Granton house was struck by lightning causing a huge fire in 1997, because this was an act of god the insurance company would not pay out!!! Now left to ruin.




Granton house by mccallay, on Flickr


Granton house by mccallay, on Flickr


Granton house by mccallay, on Flickr


Granton house by mccallay, on Flickr


Granton house by mccallay, on Flickr


Granton house by mccallay, on Flickr


Granton house by mccallay, on Flickr


----------



## KevOvo (Oct 31, 2013)

WOW! Great pics.

Looks like a spooky place.


----------



## UrbanX (Oct 31, 2013)

Like it, very peely! 
Great pics sir!


----------



## The Wombat (Oct 31, 2013)

Nicely captured there


----------



## flyboys90 (Nov 1, 2013)

What a shame looks like its been a cracking house,thanks for sharing.


----------



## southscotland (Jun 14, 2021)

Update on this one. We checked it out yesterday and it's in serious decay - not totally safe, very overgrown but still pretty cool. The roof seems to have collapsed in and taken all the floors with it. It's difficult to get a sense of the layout of the building now, but some of the smaller rooms have survived. It's all really unstable though, so we didn't risk heading into those smaller rooms. What I didn't get a picture of was I guess the fire escape down the side of the building - it's still there. Weirdest part was the casette player sitting on the steps to the porch - sadly no tape. My pictures aren't but you can see how much it's degraded since the last available pictures I could find (2014).


----------



## Hayman (Jun 15, 2021)

The steel beams are interesting - I take it not part of the original structure, since some cross window openings.


----------



## southscotland (Jun 15, 2021)

Hayman said:


> The steel beams are interesting - I take it not part of the original structure, since some cross window openings.

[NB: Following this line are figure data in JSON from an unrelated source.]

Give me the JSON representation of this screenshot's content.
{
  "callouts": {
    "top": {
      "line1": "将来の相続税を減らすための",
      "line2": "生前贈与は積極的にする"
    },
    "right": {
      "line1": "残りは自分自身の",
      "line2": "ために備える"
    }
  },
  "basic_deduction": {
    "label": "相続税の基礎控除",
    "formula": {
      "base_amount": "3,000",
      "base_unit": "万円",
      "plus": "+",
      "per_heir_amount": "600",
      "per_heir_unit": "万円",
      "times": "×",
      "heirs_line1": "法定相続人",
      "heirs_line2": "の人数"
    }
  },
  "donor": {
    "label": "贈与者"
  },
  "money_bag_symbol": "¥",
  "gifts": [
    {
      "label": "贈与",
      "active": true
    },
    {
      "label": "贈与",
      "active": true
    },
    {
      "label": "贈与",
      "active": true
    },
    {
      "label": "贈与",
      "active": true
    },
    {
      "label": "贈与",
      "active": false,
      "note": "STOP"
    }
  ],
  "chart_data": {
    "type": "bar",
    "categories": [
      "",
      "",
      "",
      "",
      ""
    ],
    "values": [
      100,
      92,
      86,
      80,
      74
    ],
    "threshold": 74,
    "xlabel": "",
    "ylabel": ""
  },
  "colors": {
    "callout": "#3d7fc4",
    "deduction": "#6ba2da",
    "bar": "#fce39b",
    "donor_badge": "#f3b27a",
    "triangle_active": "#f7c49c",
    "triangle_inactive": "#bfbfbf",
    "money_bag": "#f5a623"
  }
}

I wouldn’t have thought so - I know that there’s was initial action taken in 1999 to secure the building, and the walls were noted as ‘in danger of structural failure’ in 2011 so they’ll be relatively recent additions.


----------



## Hayman (Jun 16, 2021)

southscotland said:


> I wouldn’t have thought so - I know that there’s was initial action taken in 1999 to secure the building, and the walls were noted as ‘in danger of structural failure’ in 2011 so they’ll be relatively recent additions.


Thanks - my thought also. A pity nothing further has happened.


----------